Adwent nie jest czasem karnawału

Przygotowanie do świąt Bożego Narodzenia w Polsce widziane oczyma socjologa

- Z czym Pani, jako socjologowi, kojarzą się święta Bożego Narodzenia w Polsce?

- Z socjologicznego punktu widzenia te święta są częścią rocznego, sakralnego obyczaju wpisanego w chrześcijański nurt liturgiczny. Co roku powtarza się pewien typ zachowań. Z jednej strony Boże Narodzenie jest ożywieniem praktyk i świadomości religijnej ludzi, z drugiej - jest trwaniem pewnego obyczaju, czyli zapewnia w kulturze ciągłość pewnych zachowań, tradycji, tożsamości. W sposobie przeżywania świąt jesteśmy wpisani we własną tradycję i kulturę. Boże Narodzenie w Polsce ma szczególny wymiar, bardzo widoczny we wszystkich sondażach socjologicznych. Jest to czas spotkania po to, by potwierdzić wspólnotę rodzinną. Ze względu na swoją istotę Boże Narodzenie, a więc czas narodzin dziecka w rodzinie, wyjątkowo dobrze wpisuje się w nasz polski obyczaj, ale także w ludzką naturę - łącząc to, co obyczajowe, rodzinne z tym, co chrześcijańskie, religijne. Boże Narodzenie to symbol trwania rodziny, wspólnoty, tożsamości, chrześcijaństwa.

- Święta symbolizują rodzinne ciepło, umacniają związki z religią, ale czy ostatnio nie kojarzą się Polakom również z komercją, największą okazją do robienia zakupów?

- Boże Narodzenie zawsze było pretekstem do kupowania prezentów. W wymiarze kultury komercjalizacja tych świąt jest czymś normalnym. Przecież na ogół nie gniewa nas, gdy w czasopismach katolickich jeszcze przed Adwentem pojawiają się reklamy filmów i książek, które można kupić komuś na gwiazdkę. Poza tym wiele wydarzeń życia publicznego związanych ze świętami ma charakter komercyjny. Mimo to nie wywołują one w nas wewnętrznego sprzeciwu, natomiast krzyczące reklamy supermarketów i domów towarowych - tak.

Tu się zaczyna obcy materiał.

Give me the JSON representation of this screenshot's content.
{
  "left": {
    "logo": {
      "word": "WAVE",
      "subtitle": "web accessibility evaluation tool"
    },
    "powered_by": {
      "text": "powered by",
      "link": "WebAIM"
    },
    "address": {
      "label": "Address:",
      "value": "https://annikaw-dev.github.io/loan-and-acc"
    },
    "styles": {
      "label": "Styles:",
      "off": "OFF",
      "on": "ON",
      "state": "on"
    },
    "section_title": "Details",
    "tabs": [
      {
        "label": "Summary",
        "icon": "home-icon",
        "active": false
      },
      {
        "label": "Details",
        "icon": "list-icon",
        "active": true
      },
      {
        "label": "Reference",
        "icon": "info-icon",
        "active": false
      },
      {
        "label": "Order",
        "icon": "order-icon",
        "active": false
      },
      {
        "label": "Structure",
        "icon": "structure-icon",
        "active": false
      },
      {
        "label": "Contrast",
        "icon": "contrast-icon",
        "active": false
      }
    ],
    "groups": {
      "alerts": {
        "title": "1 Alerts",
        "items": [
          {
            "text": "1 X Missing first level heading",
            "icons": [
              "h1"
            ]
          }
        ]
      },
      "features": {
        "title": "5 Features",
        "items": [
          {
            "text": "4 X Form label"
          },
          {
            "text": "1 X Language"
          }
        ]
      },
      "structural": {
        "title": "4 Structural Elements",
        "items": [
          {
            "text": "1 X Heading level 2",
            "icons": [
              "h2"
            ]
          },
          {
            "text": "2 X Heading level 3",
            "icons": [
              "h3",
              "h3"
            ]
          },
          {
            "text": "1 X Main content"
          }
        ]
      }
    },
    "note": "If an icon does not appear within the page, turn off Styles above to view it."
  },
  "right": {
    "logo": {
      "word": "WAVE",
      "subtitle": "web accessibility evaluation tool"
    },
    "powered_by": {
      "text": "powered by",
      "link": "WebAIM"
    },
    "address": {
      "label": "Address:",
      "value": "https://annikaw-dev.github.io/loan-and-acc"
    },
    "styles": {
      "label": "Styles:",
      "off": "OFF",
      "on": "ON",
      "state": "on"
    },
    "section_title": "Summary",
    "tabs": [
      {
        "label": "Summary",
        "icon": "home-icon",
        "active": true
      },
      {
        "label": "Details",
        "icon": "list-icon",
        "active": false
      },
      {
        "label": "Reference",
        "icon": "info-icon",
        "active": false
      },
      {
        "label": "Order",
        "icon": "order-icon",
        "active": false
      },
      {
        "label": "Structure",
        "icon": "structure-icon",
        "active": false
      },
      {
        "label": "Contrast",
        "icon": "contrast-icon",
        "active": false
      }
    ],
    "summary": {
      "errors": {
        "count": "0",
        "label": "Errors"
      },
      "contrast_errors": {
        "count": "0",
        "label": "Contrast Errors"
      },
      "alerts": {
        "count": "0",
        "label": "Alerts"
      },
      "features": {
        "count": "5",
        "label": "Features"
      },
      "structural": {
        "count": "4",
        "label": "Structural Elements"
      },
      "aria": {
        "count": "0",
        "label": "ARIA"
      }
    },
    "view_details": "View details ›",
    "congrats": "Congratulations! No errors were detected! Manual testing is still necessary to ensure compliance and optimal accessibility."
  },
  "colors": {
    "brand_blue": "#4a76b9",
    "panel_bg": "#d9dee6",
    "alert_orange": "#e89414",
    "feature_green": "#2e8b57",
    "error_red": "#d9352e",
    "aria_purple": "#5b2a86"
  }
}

Dlaczego? Otóż problem nie leży w komercjalizacji, ale w połączeniu tego zjawiska z desakralizacją. Dopóki komercjalizacja jest częścią przypominania o istocie świąt Bożego Narodzenia, dopóki jest to wtopione w tradycję polską, dopóty chcemy w tym uczestniczyć. Natomiast jeśli okaże się, że jedynym prawem, jakim Boże Narodzenie może się pojawić w życiu publicznym, jest prawo komercyjne, to rzeczywiście zacznie się coś zmieniać.

- Jakie konsekwencje społeczne niesie ze sobą desakralizacja?

- W życiu społecznym Boże Narodzenie staje się elementem, do którego mamy prawo, ale pod warunkiem, że jest on jednym z wielu na rynku idei. W procesie desakralizacji chrześcijaństwo i towarzysząca mu obyczajowość, związana z tradycją, jest częścią układanki rynkowo-liberalnej, dla której wszystkie wartości są równorzędne. Gdybyśmy zaczęli przypominać, że Boże Narodzenie ma bardzo silne chrześcijańskie konotacje, a nie tylko wymiar komercyjny, to w procesie desakralizacji te święta jakby tracą prawo bytu. Nagle stają się zagrożeniem dla tych, którzy nie chcą w życiu publicznym dopuścić elementu religijnego w stopniu większym niż tylko jako taka kostka w dużej układance różnych wartości.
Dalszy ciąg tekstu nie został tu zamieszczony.